On August 18, I successfully defended my PhD thesis entitled Structuring data via behavioural synthesis. I explored the idea of deriving data structure for objects in a system by examining the behavioural aspects of a system. I did all the programming for the work in Common Lisp and did three things in the thesis to demonstrate how behavioural synthesis can work.
The first was a framework for defining data types whose instances can change their internal structure to accommodate different conditions related to their usage. This is done at the individual object level. It allows for highly adaptive objects, but incurs significant overhead. This demonstrated using limited context to control structural changes.
The second approach used this framework to expand the contexts detected. In particular, I showed how you can define data types that are the union of other data types, possibly with intersecting interfaces. By considering where an object is created in the code and what is on the system stack, code is generated to capture this context. By putting the context directly into the code, the overhead of detecting the conditions in the objects is removed.

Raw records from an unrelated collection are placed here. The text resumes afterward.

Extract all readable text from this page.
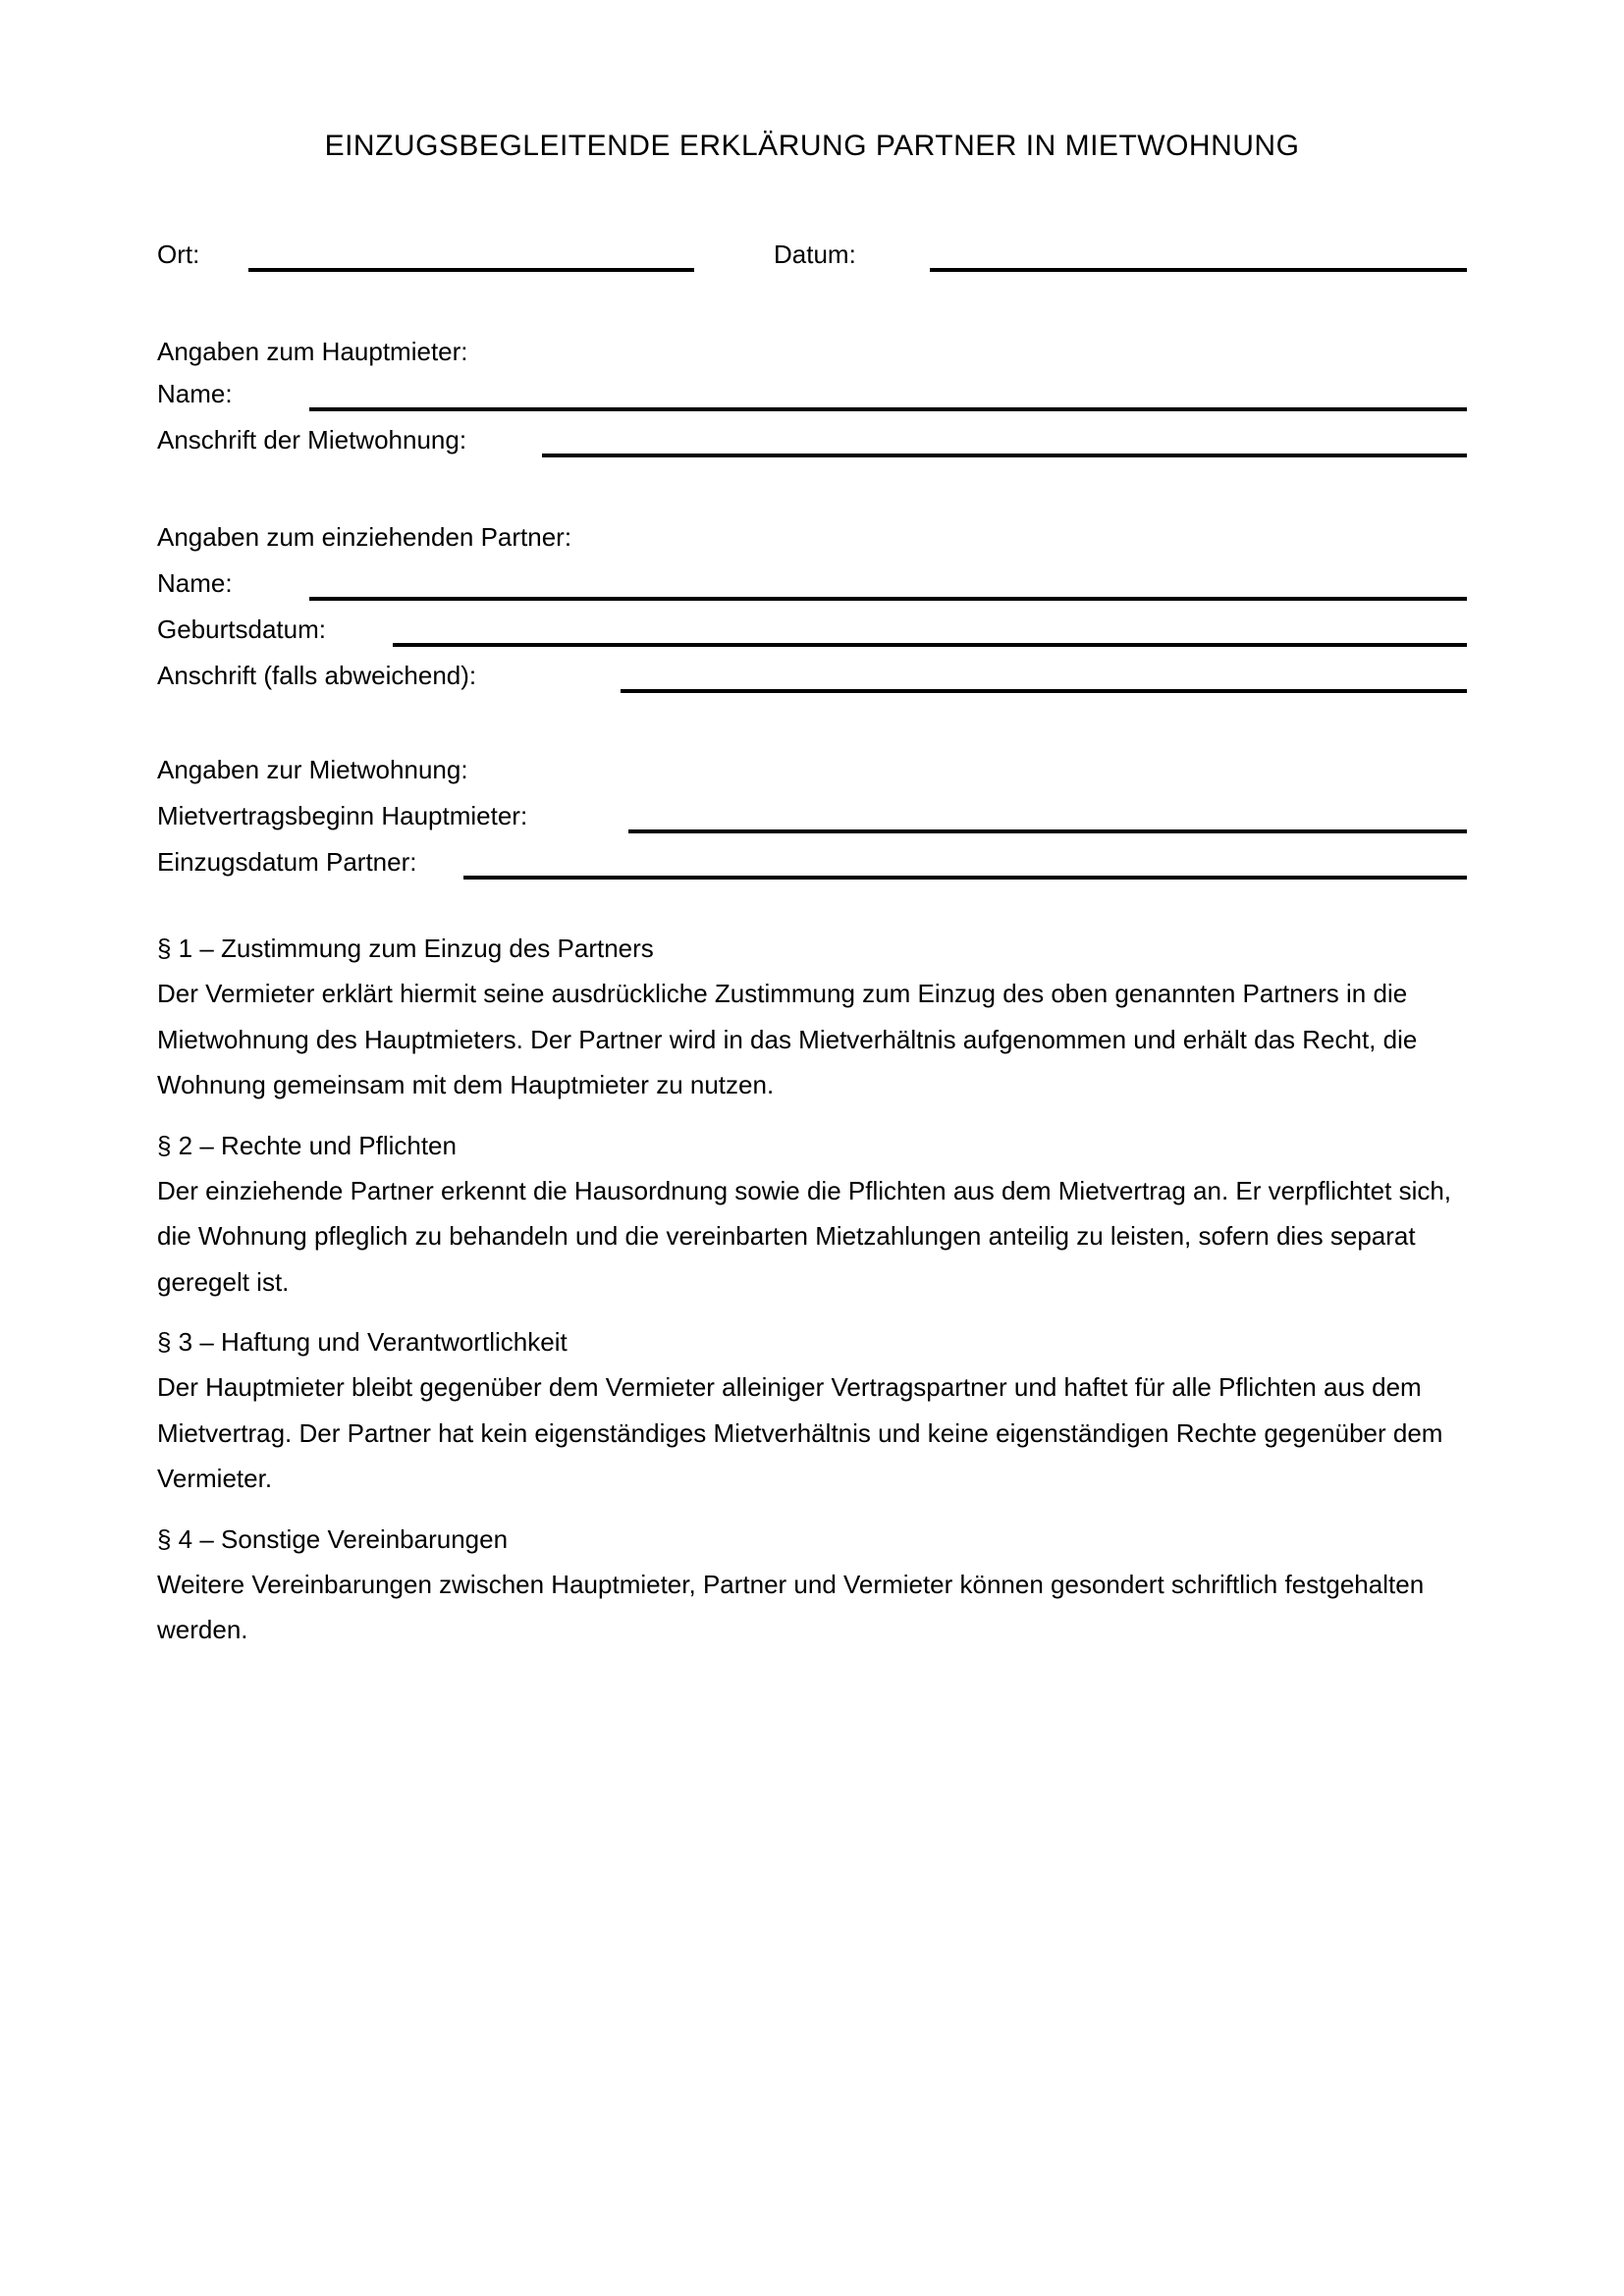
EINZUGSBEGLEITENDE ERKLÄRUNG PARTNER IN MIETWOHNUNG
Ort:	Datum:
Angaben zum Hauptmieter:
Name:
Anschrift der Mietwohnung:
Angaben zum einziehenden Partner:
Name:
Geburtsdatum:
Anschrift (falls abweichend):
Angaben zur Mietwohnung:
Mietvertragsbeginn Hauptmieter:
Einzugsdatum Partner:
§ 1 – Zustimmung zum Einzug des Partners

Der Vermieter erklärt hiermit seine ausdrückliche Zustimmung zum Einzug des oben genannten Partners in die Mietwohnung des Hauptmieters. Der Partner wird in das Mietverhältnis aufgenommen und erhält das Recht, die Wohnung gemeinsam mit dem Hauptmieter zu nutzen.

§ 2 – Rechte und Pflichten

Der einziehende Partner erkennt die Hausordnung sowie die Pflichten aus dem Mietvertrag an. Er verpflichtet sich, die Wohnung pfleglich zu behandeln und die vereinbarten Mietzahlungen anteilig zu leisten, sofern dies separat geregelt ist.

§ 3 – Haftung und Verantwortlichkeit

Der Hauptmieter bleibt gegenüber dem Vermieter alleiniger Vertragspartner und haftet für alle Pflichten aus dem Mietvertrag. Der Partner hat kein eigenständiges Mietverhältnis und keine eigenständigen Rechte gegenüber dem Vermieter.

§ 4 – Sonstige Vereinbarungen

Weitere Vereinbarungen zwischen Hauptmieter, Partner und Vermieter können gesondert schriftlich festgehalten werden.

Finally, I demonstrated a more open-ended approach that offers up some interesting future work: building class hierarchies on-the-fly. The idea is to write programs without class definitions, but still use classes and objects. I augmented a Lisp system to handle three cases: no class defined, no slot defined and no method found. Using various clues, I come up with a class hierarchy and try it out. There are various limitations to the approach (no surprise!) but it's really interesting and worth some future study. That said, there are certain conditions where it produces reasonable class hierarchies.
The external examiner on the thesis was Richard P. Gabriel, who asked some good questions and gave me some ideas with what to do next with the work. In general, I got the impression the examination committee liked the work, even though it was imprecise in some areas. There are only some minor revisions to make before officially submitting it to the university.
I'm in the process of making the code available — it needs some serious clean-up in places — along with a tech report of the work. When I have the revisions complete and its been submitted to the university, I'll post a copy of the thesis online. Some may be interested in the introduction and literature survey. (One examiner said I should look at publishing the survey.) The more ambitious can dive into the technical elements.